Note: This is a beta release of Red Hat Bugzilla 5.0. The data contained within is a snapshot of the live data so any changes you make will not be reflected in the production Bugzilla. Also email is disabled so feel free to test any aspect of the site that you want. File any problems you find or give feedback here.

Bug 235336

Summary: qla3200 HBA Card hangs with a memory error
Product: Red Hat Enterprise Linux 4 Reporter: Qian Shen <qshen>
Component: kernelAssignee: Red Hat Kernel Manager <kernel-mgr>
Status: CLOSED NOTABUG QA Contact: Martin Jenner <mjenner>
Severity: medium Docs Contact:
Priority: medium    
Version: 4.4CC: coughlan, mzhan
Target Milestone: ---   
Target Release: ---   
Hardware: x86_64   
OS: Linux   
Fixed In Version: Doc Type: Bug Fix
Doc Text:
Story Points: ---
Clone Of: Environment:
Last Closed: 2007-09-27 22:12:34 UTC Type: ---
Regression: --- Mount Type: ---
Documentation: --- CRM:
Verified Versions: Category: ---
oVirt Team: --- RHEL 7.3 requirements from Atomic Host:
Cloudforms Team: --- Target Upstream Version:

Description Qian Shen 2007-04-05 09:24:32 UTC
Description of problem:

The customer uses a qla2300 HBA card to connect to a storage box. when one of
memory chips becomes fault, the qla2300 card reports waring to /var/log/message
and doesn't work. After replaced a new memory chip, the card become work then.

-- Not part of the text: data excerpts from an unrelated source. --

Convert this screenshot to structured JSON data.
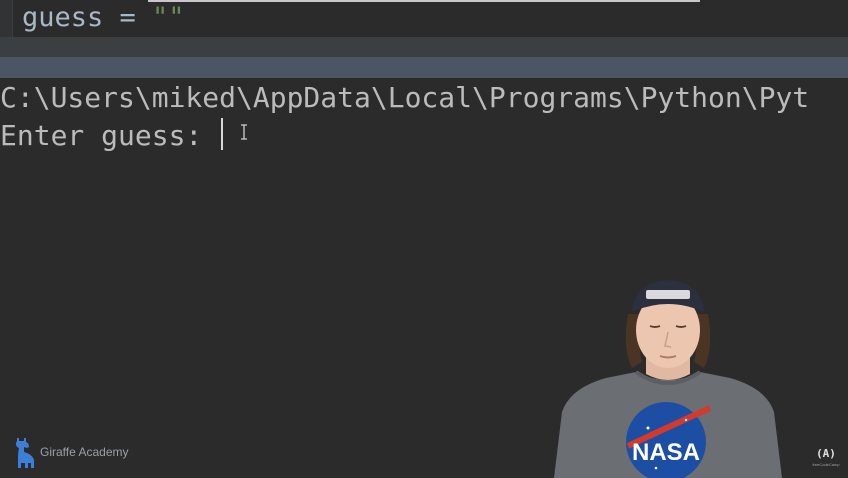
{
  "editor": {
    "code_text": "guess = ",
    "code_string": "\"\""
  },
  "console": {
    "path_line": "C:\\Users\\miked\\AppData\\Local\\Programs\\Python\\Pyt",
    "prompt_line": "Enter guess: "
  },
  "overlay": {
    "channel_name": "Giraffe Academy",
    "shirt_text": "NASA",
    "logo_glyph": "(A)",
    "logo_caption": "freeCodeCamp"
  },
  "colors": {
    "background": "#2b2b2b",
    "console_text": "#bbbbbb",
    "code_text": "#a9b7c6",
    "string_green": "#6a8759",
    "run_tab_bar": "#4b5564",
    "brand_blue": "#3d7fd6"
  },
  "icons": [
    "giraffe-icon",
    "text-cursor-icon",
    "freecodecamp-icon"
  ]
}
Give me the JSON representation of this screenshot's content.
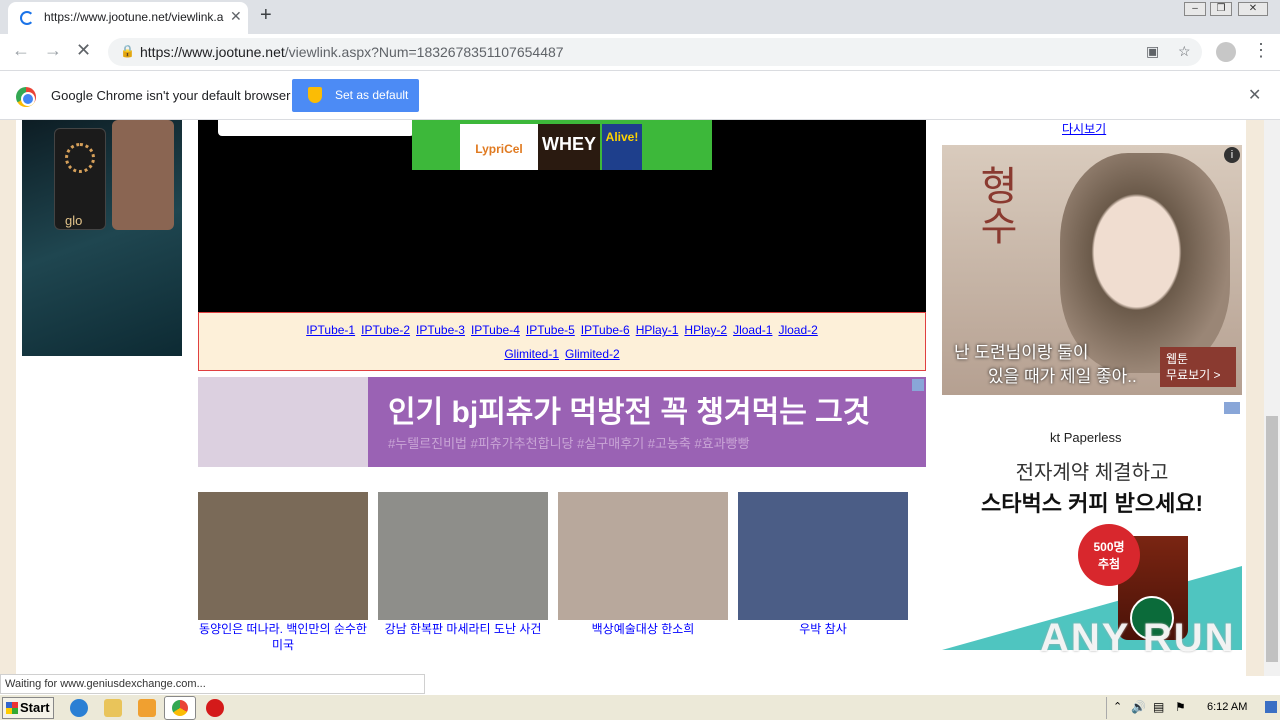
{
  "browser": {
    "tab_title": "https://www.jootune.net/viewlink.a",
    "url_host": "https://www.jootune.net",
    "url_path": "/viewlink.aspx?Num=1832678351107654487"
  },
  "infobar": {
    "message": "Google Chrome isn't your default browser",
    "button_label": "Set as default"
  },
  "left_ad": {
    "label": "glo"
  },
  "video_ad": {
    "products": [
      "LypriCel",
      "WHEY",
      "Alive!"
    ]
  },
  "links": {
    "row1": [
      "IPTube-1",
      "IPTube-2",
      "IPTube-3",
      "IPTube-4",
      "IPTube-5",
      "IPTube-6",
      "HPlay-1",
      "HPlay-2",
      "Jload-1",
      "Jload-2"
    ],
    "row2": [
      "Glimited-1",
      "Glimited-2"
    ]
  },
  "banner": {
    "title": "인기 bj피츄가 먹방전 꼭 챙겨먹는 그것",
    "subtitle": "#누텔르진비법 #피츄가추천합니당 #실구매후기 #고농축 #효과빵빵"
  },
  "thumbs": [
    {
      "caption": "동양인은 떠나라. 백인만의 순수한 미국",
      "color": "#7a6a58"
    },
    {
      "caption": "강남 한복판 마세라티 도난 사건",
      "color": "#8e8e8a"
    },
    {
      "caption": "백상예술대상 한소희",
      "color": "#b8a89c"
    },
    {
      "caption": "우박 참사",
      "color": "#4b5d86"
    }
  ],
  "right": {
    "link": "다시보기",
    "webtoon": {
      "title": "형수",
      "caption_line1": "난 도련님이랑 둘이",
      "caption_line2": "있을 때가 제일 좋아..",
      "button_line1": "웹툰",
      "button_line2": "무료보기 >",
      "info": "i"
    },
    "kt": {
      "logo": "kt Paperless",
      "line1": "전자계약 체결하고",
      "line2": "스타벅스 커피 받으세요!",
      "badge_line1": "500명",
      "badge_line2": "추첨"
    },
    "watermark": "ANY RUN"
  },
  "status": "Waiting for www.geniusdexchange.com...",
  "taskbar": {
    "start": "Start",
    "clock": "6:12 AM"
  }
}
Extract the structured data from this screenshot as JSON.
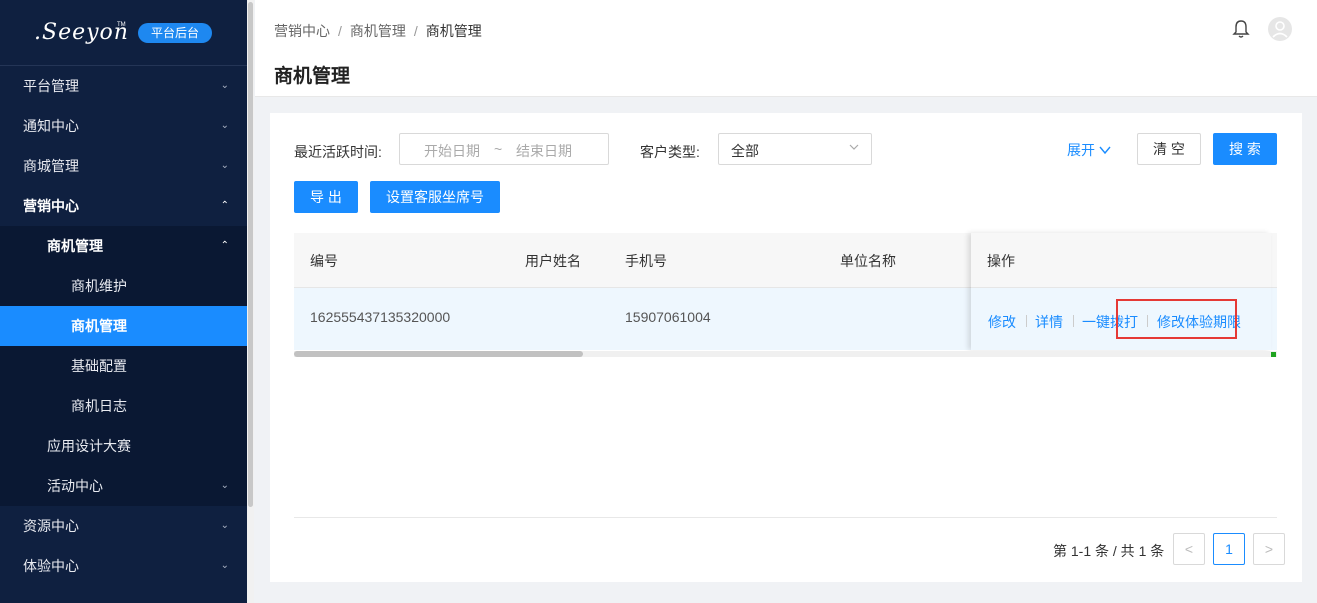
{
  "sidebar": {
    "logo_text": ".Seeyon",
    "logo_tm": "TM",
    "badge": "平台后台",
    "items": [
      {
        "label": "平台管理"
      },
      {
        "label": "通知中心"
      },
      {
        "label": "商城管理"
      },
      {
        "label": "营销中心"
      },
      {
        "label": "商机管理"
      },
      {
        "label": "商机维护"
      },
      {
        "label": "商机管理"
      },
      {
        "label": "基础配置"
      },
      {
        "label": "商机日志"
      },
      {
        "label": "应用设计大赛"
      },
      {
        "label": "活动中心"
      },
      {
        "label": "资源中心"
      },
      {
        "label": "体验中心"
      }
    ]
  },
  "header": {
    "breadcrumb": [
      "营销中心",
      "商机管理",
      "商机管理"
    ],
    "title": "商机管理"
  },
  "filters": {
    "active_time_label": "最近活跃时间:",
    "start_placeholder": "开始日期",
    "range_sep": "~",
    "end_placeholder": "结束日期",
    "customer_type_label": "客户类型:",
    "customer_type_value": "全部",
    "expand_label": "展开",
    "clear_label": "清 空",
    "search_label": "搜 索"
  },
  "toolbar": {
    "export_label": "导 出",
    "set_seat_label": "设置客服坐席号"
  },
  "table": {
    "columns": [
      "编号",
      "用户姓名",
      "手机号",
      "单位名称",
      "操作"
    ],
    "rows": [
      {
        "id": "162555437135320000",
        "name": "",
        "phone": "15907061004",
        "company": ""
      }
    ],
    "actions": [
      "修改",
      "详情",
      "一键拨打",
      "修改体验期限"
    ]
  },
  "pagination": {
    "info": "第 1-1 条 / 共 1 条",
    "prev": "<",
    "current": "1",
    "next": ">"
  },
  "colors": {
    "primary": "#1a8cff",
    "sidebar_bg": "#0f2040",
    "highlight": "#e53935"
  }
}
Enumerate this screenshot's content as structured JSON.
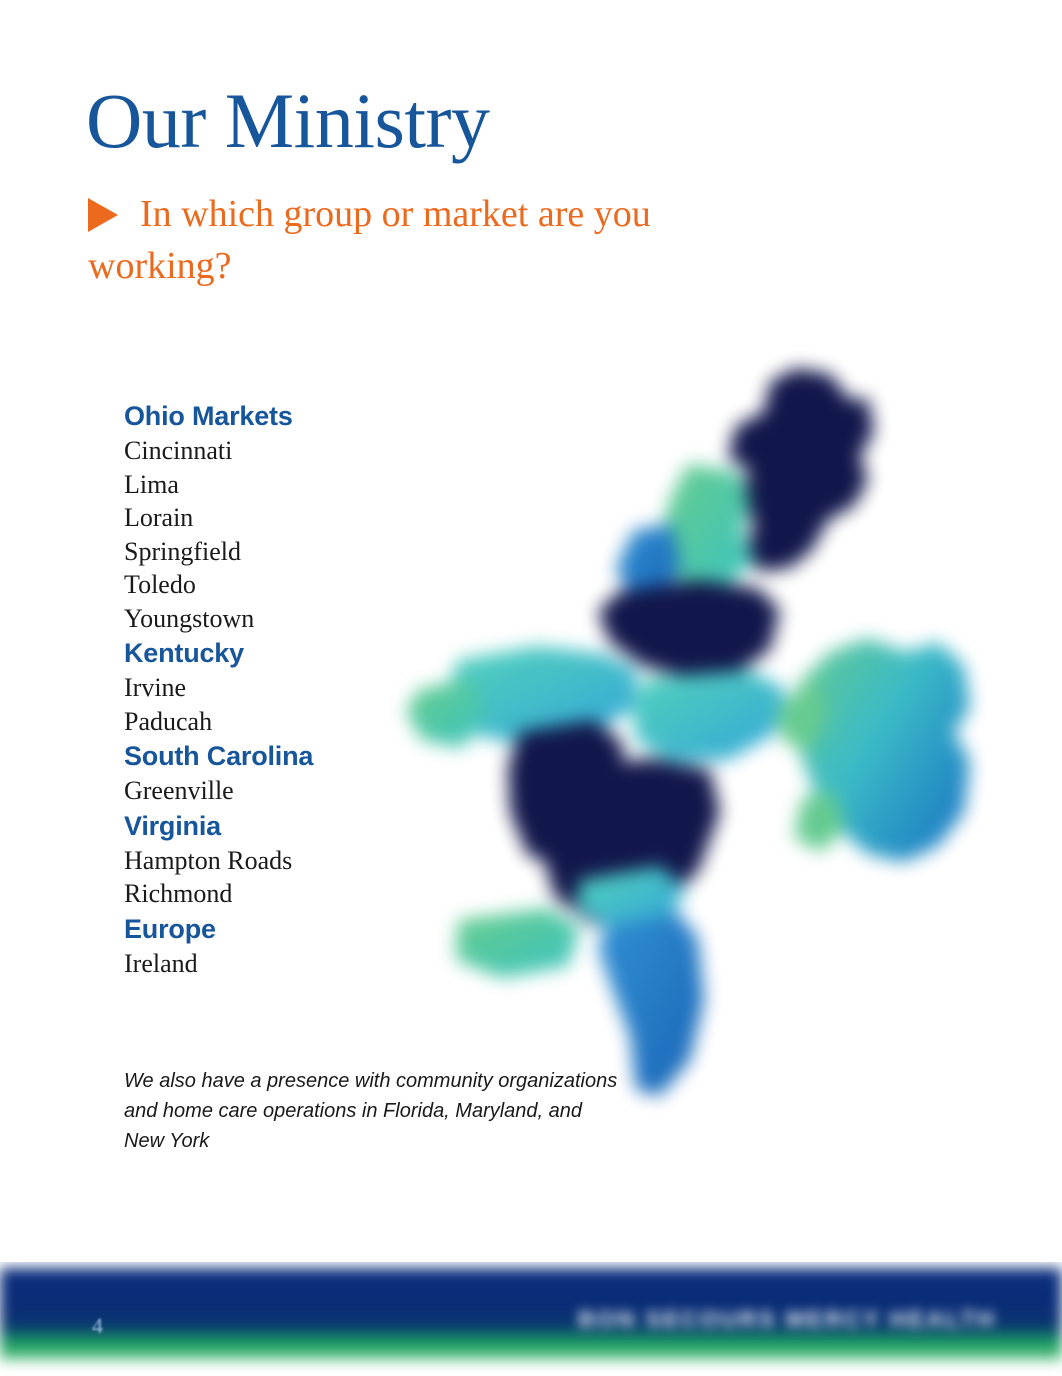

The customer think that it's a big issue that HBA card doesn't work, so it's not
enough to report warning message only one time. He think it will be good that
HBA card can report warning when each i/o request arrived.

The error message like this:

> Uhhuh. NMI received. Dazed and confused, but trying to continue

> > cpqphp: power fault interrupt

> > cpqphp: power fault bit 1 set

> > You probably have a hardware problem with your RAM chips qla2300 

> > 0000:06:02.0: qla2xxx_eh_abort scsi(1:0:0:26): cmd_timeout_in_sec=0x1e.

> > qla2300 0000:06:02.0: Parity error -- HCCR=ffff.

> > qla2300 0000:06:02.0: Mailbox command timeout occured. Issuing ISP abort.

> > qla2300 0000:06:02.0: Performing ISP error recovery - ha= f6f9c258.

> > cpqphp: power fault interrupt

> > cpqphp: power fault bit 0 set

> > qla2300 0000:06:01.0: qla2xxx_eh_abort scsi(0:0:0:26): cmd_timeout_in_sec=0x1e.

> > qla2300 0000:06:01.0: Parity error -- HCCR=ffff.

> > qla2300 0000:06:01.0: Mailbox command timeout occured. Issuing ISP abort.

> > qla2300 0000:06:01.0: Performing ISP error recovery - ha= f7e0c258.

Version-Release number of selected component (if applicable):

How reproducible:

Steps to Reproduce:
Actual results:

Expected results:

Additional info:

Comment 1 Ernie Petrides 2007-09-27 22:12:34 UTC
This is a hardware problem.  The operating system cannot be expected
to continue to function properly when there are disk controller errors.